Men: A hindrance or a help in the delivery room?
Dad of three Graham Clifford speaks about his experience in labour wards throughout the years...
Published 21/07/2014 | 02:30
It was one hell of a night. Steven Gerrard scored two crackers for my beloved Liverpool in a vital Champions League clash away to Marseilles and I was one happy camper… oh, and my wife gave birth to our second daughter just after full-time!
We were in the labour ward of the Royal Berkshire Hospital in Reading and, conveniently, a TV lounge was located next to the room where my wife did the needful.
Every now and again, between contractions, I'd pop out to check the score…more often than not hanging on until the ball went dead. My comings and goings did very little to keep my wife, Catherine, focused and now, many years later, I concede my mind was elsewhere that October night in 2008.
A new poll, carried out by the British Pregnancy Advisory Service (Bpas), found that just one in 20 dads today turn down the opportunity to be there when little junior comes into the world. In 1960, just one in 10 fathers-to-be in the UK held their other half's hand and helped her to breathe during labour.
Indeed here in Ireland dads were discouraged, sometimes prevented, from being present at childbirth...the mother's dignity had to be protected and all that. A labour ward was no place for a man to be unless he was wearing a white coat!
My parents had six children and my father didn't dare pop his head around the delivery room door. Once, when my mother was en route to the hospital in a taxi whizzing through the streets - her labour having started - she spotted my father working on a construction site by the side of the road and near-dragged him into the car at the traffic lights. In his wellies he waited patiently for a brother of mine to be born. Only when invited to enter the delivery suite by the midwife on duty did he dare pass the threshold.
As well as respecting the traditions of the time, I think my father didn't believe he'd be of any use in the delivery room - and maybe he was right.
A friend of mine told me recently how he fainted when his first-born entered the world causing huge anxiety to his wife who had just given birth.
Another, not expecting his girlfriend to go into labour at 36 weeks, found himself a bit under the weather after consuming too much whiskey at a wake in the West of Ireland. During the night, contractions started to get heavy and the poor old mother-to-be had to drive herself to the hospital with my friend in the passenger seat as he was well and truly over the limit.

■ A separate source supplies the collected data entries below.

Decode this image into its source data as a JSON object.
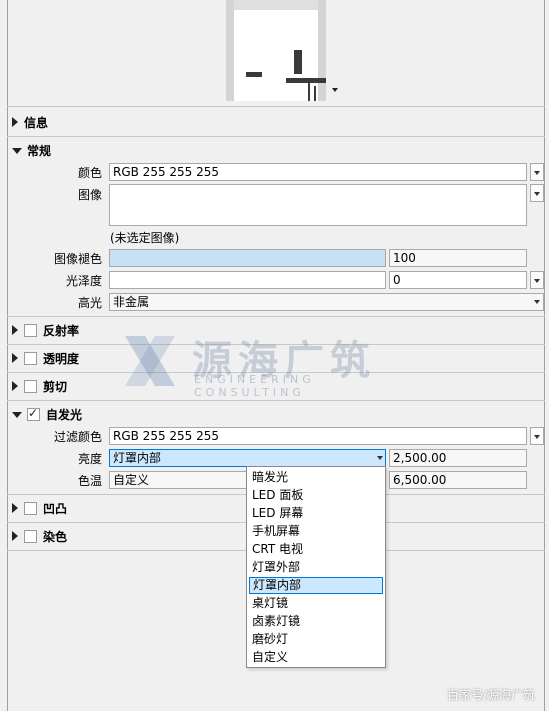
{
  "sections": {
    "info": "信息",
    "general": "常规",
    "reflectivity": "反射率",
    "transparency": "透明度",
    "cutout": "剪切",
    "self_illumination": "自发光",
    "bump": "凹凸",
    "tint": "染色"
  },
  "general": {
    "color_label": "颜色",
    "color_value": "RGB 255 255 255",
    "image_label": "图像",
    "image_status": "(未选定图像)",
    "image_fade_label": "图像褪色",
    "image_fade_value": "100",
    "image_fade_fraction": 1.0,
    "glossiness_label": "光泽度",
    "glossiness_value": "0",
    "highlights_label": "高光",
    "highlights_value": "非金属"
  },
  "self_illumination": {
    "checked": true,
    "filter_color_label": "过滤颜色",
    "filter_color_value": "RGB 255 255 255",
    "luminance_label": "亮度",
    "luminance_selected": "灯罩内部",
    "luminance_value": "2,500.00",
    "color_temp_label": "色温",
    "color_temp_selected": "自定义",
    "color_temp_value": "6,500.00"
  },
  "luminance_options": [
    "暗发光",
    "LED 面板",
    "LED 屏幕",
    "手机屏幕",
    "CRT 电视",
    "灯罩外部",
    "灯罩内部",
    "桌灯镜",
    "卤素灯镜",
    "磨砂灯",
    "自定义"
  ],
  "selected_option_index": 6,
  "watermark": {
    "chinese": "源海广筑",
    "english": "ENGINEERING CONSULTING"
  },
  "credit": "百家号/源海广筑",
  "colors": {
    "panel_bg": "#f0f0f0",
    "selection_bg": "#cce8ff",
    "selection_border": "#0078d7",
    "fade_fill": "#c7dff5"
  }
}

When they got to the hospital he was given a bed and attentive treatment from the sympathetic nurses while his furious wife went through the labour - his presence in the labour ward much more a hindrance than a help.
Indeed, I had my own medical situation of sorts when Catherine was having our third child Aodhan.
Her waters broke unexpectedly and so we rushed to the hospital. On the drive there I managed to hit every pothole along the route, which my wife didn't really appreciate.
Aodhan was born 20 minutes after we walked through the front door of the hospital (in comparison it took our eldest, Molly, 22 hours to show her face from the moment labour began) and, in the rush, I realised I'd left my Ventolin inhaler at home. Following the commotion, and with a hint of a chest infection, I needed a puff.
So I got Catherine to ask the nurses for an inhaler for yours truly though she'd just given birth. And she thought she only had one baby to look after!
Undoubtedly there are better men than me out there who play a blinder in the labour ward, read the books about how to be a top-notch birthing-partner and discover how to comfort their loved one when the going gets tough. But I think I'm more typical of your average father-to-be.
Clare Murphy, director of external affairs at Bpas believes that fathers now wouldn't miss the actual birth for the world. She says: "Far from feeling forced into the delivery suite, dads want to be there to share the experience and support their partner."
While that may well be true I think many men feel the job of birth-partner isn't for them. And sure what's wrong with leaving that role to someone more suitable and coming in, flowers in hand, to celebrate when all the hard work has been done?